We conducted an electromagnetic (EM31) survey of our target paddock located near Birchip, Victoria, Australia.  The apparent electrical conductivity (ECa) data were converted to sowing water content and lower limit (LL) via a calibration equation and then kriged to a 10 m grid.  Water use was derived by assuming the LL would be the harvest water content and subtracting the LL from the sowing water content and adding the seasonal rainfall.

The French and Schultz potential yield model was applied with different assumptions than originally proposed.  That is, the transpiration efficiency was assumed to be constant while the soil evaporation was assumed to vary from one part of the paddock to another reflecting changing soil types.  We assumed a potential transpiration efficiency of 22 kg/ha/mm for barley and varied soil evaporation from 20 to 200 mm depending on the soil type.  We used the ECa map to estimate soil evaporation in a linear way. 

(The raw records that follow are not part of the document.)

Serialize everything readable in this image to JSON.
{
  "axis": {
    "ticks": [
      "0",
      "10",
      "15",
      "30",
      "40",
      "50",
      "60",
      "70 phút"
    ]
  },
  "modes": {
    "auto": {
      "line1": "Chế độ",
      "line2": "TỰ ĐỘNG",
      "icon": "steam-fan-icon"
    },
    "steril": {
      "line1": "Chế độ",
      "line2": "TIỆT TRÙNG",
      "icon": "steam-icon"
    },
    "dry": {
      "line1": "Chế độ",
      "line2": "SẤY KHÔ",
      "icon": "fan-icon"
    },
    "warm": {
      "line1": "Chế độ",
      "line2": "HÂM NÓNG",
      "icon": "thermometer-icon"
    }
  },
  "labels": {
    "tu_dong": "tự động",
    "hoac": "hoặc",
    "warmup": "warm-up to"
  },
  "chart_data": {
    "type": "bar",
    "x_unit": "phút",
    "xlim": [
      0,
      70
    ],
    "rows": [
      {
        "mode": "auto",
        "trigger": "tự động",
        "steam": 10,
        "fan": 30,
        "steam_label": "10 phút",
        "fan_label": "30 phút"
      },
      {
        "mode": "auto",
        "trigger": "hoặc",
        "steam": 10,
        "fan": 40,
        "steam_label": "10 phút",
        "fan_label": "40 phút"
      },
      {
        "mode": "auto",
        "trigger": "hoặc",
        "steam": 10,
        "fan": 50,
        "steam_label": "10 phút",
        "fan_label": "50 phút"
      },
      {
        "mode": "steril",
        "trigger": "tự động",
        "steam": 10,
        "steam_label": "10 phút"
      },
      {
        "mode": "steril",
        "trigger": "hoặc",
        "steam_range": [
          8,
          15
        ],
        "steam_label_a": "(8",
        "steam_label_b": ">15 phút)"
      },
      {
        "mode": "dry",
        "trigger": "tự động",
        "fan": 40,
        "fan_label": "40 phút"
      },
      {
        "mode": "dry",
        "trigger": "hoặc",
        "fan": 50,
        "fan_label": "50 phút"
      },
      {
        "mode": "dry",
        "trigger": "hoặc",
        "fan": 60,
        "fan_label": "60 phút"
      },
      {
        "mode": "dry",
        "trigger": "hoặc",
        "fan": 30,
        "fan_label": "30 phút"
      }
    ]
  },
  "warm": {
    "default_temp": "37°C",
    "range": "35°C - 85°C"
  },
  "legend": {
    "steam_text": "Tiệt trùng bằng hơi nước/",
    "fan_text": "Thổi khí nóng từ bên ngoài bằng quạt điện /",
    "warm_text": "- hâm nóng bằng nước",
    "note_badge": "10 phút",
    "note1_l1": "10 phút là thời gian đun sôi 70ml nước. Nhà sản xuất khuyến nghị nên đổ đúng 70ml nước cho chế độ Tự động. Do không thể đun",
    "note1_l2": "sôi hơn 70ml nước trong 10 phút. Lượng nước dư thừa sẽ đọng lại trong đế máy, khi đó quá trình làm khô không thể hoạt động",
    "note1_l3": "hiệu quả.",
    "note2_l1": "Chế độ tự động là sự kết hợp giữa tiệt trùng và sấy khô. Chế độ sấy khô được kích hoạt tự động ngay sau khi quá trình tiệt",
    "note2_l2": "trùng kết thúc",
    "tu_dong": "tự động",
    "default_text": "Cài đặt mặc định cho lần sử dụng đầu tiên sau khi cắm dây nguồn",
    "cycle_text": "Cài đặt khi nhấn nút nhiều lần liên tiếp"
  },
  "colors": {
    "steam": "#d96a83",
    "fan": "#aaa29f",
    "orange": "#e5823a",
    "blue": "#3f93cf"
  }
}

Without calibration yields were overestimated by about 1.6 t/ha over the whole paddock. However, the overall pattern of simulating the high and low yielding parts of the paddock was simulated well.

A less data intensive but sound yield model adapted from an old point-source potential yield model, applied in a spatial context appears to offer a simple alternative method of explaining spatial variance in crop performance where water supply is the major determinant of yield.  This should also apply where subsoil constraints like salt are involved.  Further testing over a range of environments is necessary.